La revue de l'Université de Bruxelles, sous l'égide de Jacques Sojcher, lance une nouvelle collection intitulée « Le sens de l'image». Des deux premiers titres parus, l'un fait une lecture des tableaux de Paul Delvaux, l'autre l'application du langage cinématographique (le gros plan, le travel­ling, le montage alterné, etc.) à la bande dessinée : deux ouvrages d'initiation écrits par de jeunes auteurs, respectivement Virginie Devillers et Manuel Kolp, qui ont pour eux la force de la simplicité et de la clarté. Le plus gros atout de cette collection réside cependant dans son abondante illustration. Ainsi de l'étude consacrée à Delvaux qui, grâce à des annototations marginales ren­voyant, en fin de volume, à une cinquantaine de reproductions, est à la fois soutenue et ga­rantie par l'observation directe des œuvres. En installant un va-et-vient entre le texte et les tableaux, ce qu'accomplit l'auteur, re­marque Jacques Sojcher dans la postface, c'est « une véritable phénoménologie des gestes et des poses, de ces corps qui dépassent le sujet et deviennent « le signe de la figure». » Virgi­nie Devillers reste de ce fait en-deçà du sym­bolisme, dont le peintre rejette les clefs d'in­terprétation, pour étaler l'œuvre ouverte, polyphonique, dialogante. Dans l'autre ouvrage, pareillement, les illus­trations sont très éclairantes, et aèrent avanta­geusement une étude qui s'est voulue, à bon droit, systématique. Les deux « corpus », comme on dit à l'université, ont été judicieu­sement choisis. Pour le cinéma, Manuel Kolp s'en est remis principalement aux manuels de base et aux anthologies, de sorte que ses exemples sont puisés à partir de films qui ont fait date dans l'histoire du cinéma, plutôt que dans Rambo ou dans Le Maître de musique.
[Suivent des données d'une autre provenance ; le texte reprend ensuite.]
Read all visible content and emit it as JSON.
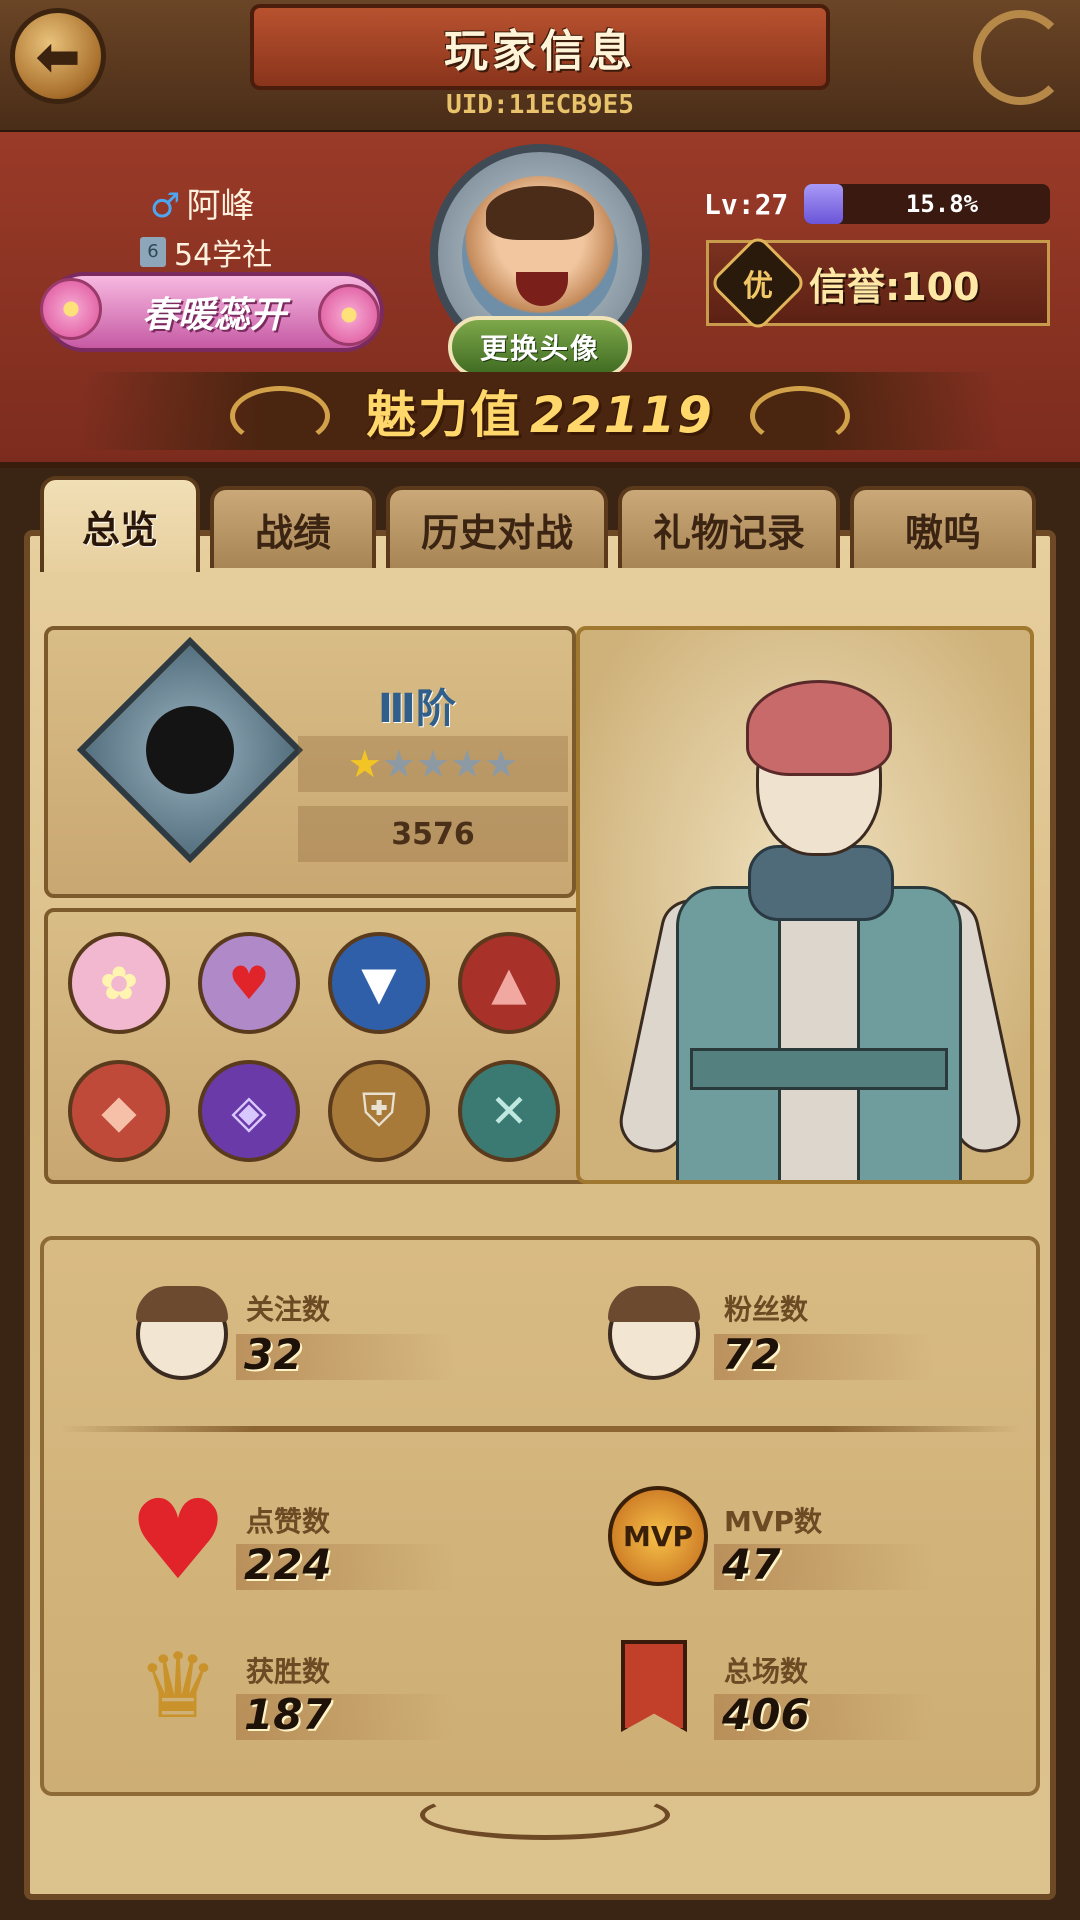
{
  "header": {
    "title": "玩家信息",
    "uid": "UID:11ECB9E5"
  },
  "profile": {
    "gender_symbol": "♂",
    "name": "阿峰",
    "school_level": "6",
    "school": "54学社",
    "title_badge": "春暖蕊开",
    "change_avatar_label": "更换头像",
    "level": "Lv:27",
    "level_progress_percent": 15.8,
    "level_progress_text": "15.8%",
    "credit_icon_text": "优",
    "credit": "信誉:100",
    "charm_label": "魅力值",
    "charm_value": "22119"
  },
  "tabs": [
    {
      "label": "总览",
      "active": true
    },
    {
      "label": "战绩",
      "active": false
    },
    {
      "label": "历史对战",
      "active": false
    },
    {
      "label": "礼物记录",
      "active": false
    },
    {
      "label": "嗷呜",
      "active": false
    }
  ],
  "rank": {
    "tier": "Ⅲ阶",
    "stars_filled": 1,
    "stars_total": 5,
    "points": "3576"
  },
  "achievements": [
    {
      "icon": "flower-badge-icon",
      "color": "#f2b8d0"
    },
    {
      "icon": "heart-badge-icon",
      "color": "#b08ac8"
    },
    {
      "icon": "white-wolf-badge-icon",
      "color": "#2e5fa8"
    },
    {
      "icon": "red-wolf-badge-icon",
      "color": "#a8312a"
    },
    {
      "icon": "werewolf-badge-icon",
      "color": "#c04a3a"
    },
    {
      "icon": "purple-mask-badge-icon",
      "color": "#6a3aa8"
    },
    {
      "icon": "shield-sword-badge-icon",
      "color": "#a87a3a"
    },
    {
      "icon": "crossbow-badge-icon",
      "color": "#3a7a72"
    }
  ],
  "stats": {
    "following": {
      "label": "关注数",
      "value": "32"
    },
    "followers": {
      "label": "粉丝数",
      "value": "72"
    },
    "likes": {
      "label": "点赞数",
      "value": "224"
    },
    "mvp": {
      "label": "MVP数",
      "value": "47",
      "icon_text": "MVP"
    },
    "wins": {
      "label": "获胜数",
      "value": "187"
    },
    "total": {
      "label": "总场数",
      "value": "406"
    }
  },
  "colors": {
    "accent_gold": "#ffd76a",
    "level_bar": "#7a66e0",
    "profile_red": "#8a3424",
    "parchment": "#e7cf9e"
  }
}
Tout dans ce parti est bénéfice : pour les films dont les mérites d'innovation sont ainsi reconnus, pour le lecteur se remémorant sans peine les passages évoqués. En ce qui concerne la bande dessinée, il suffit des des­sins de quatre auteurs pour montrer la variété et la qualité des emprunts aux techniques ci­nématographiques : Hergé, le classique par excellence, les modernes Hugo Pratt (Corto Maltese) et Derib (Buddy Longway), ainsi que l'Américain Alan Moore (Lesgardiens). Saviez-vous au demeurant que les noces entre le septième et le neuvième art ont été célé­brées dans leurs berceaux ? L'un des premiers films des frères Lumière, L'Arroseur arrosé (1895), s'inspire en effet d'une planche dessi­née de 1887, L'Arroseur, qui raconte le même gag. Et, en retour, les premières ébauches d'Hergé, celles des aventures de Totor(\926), s'affichaient comme un « extrasuperfilm ». C'est dire combien cette étude ne pouvait manquer de pertinence. L'auteur n'en réussit pas moins à faire découvrir également, tout au long de la comparaison, les spécificités ar­tistiques respectives du cinéma et de la B.D. Le respect des œuvres, que témoignent dans leurs textes nos deux auteurs, n'embrigade pas le sens des images dans une théorie ou dans une interprétation qui prétendraient les supplanter, mais au contraire y renvoie avec plus d'attention, plus de compréhension, et certainement plus de plaisir. C'est qu'il arrive encore que le mot « culture » ait ce sens actif qui nous la fait aimer...

Sémir BADIR

Manuel KOLP, Le lan­gage cinématographique en bande dessinée. Bruxelles, Editions de l'Université de Bruxelles, 1993, collection « Le sens de l'image», 178 p.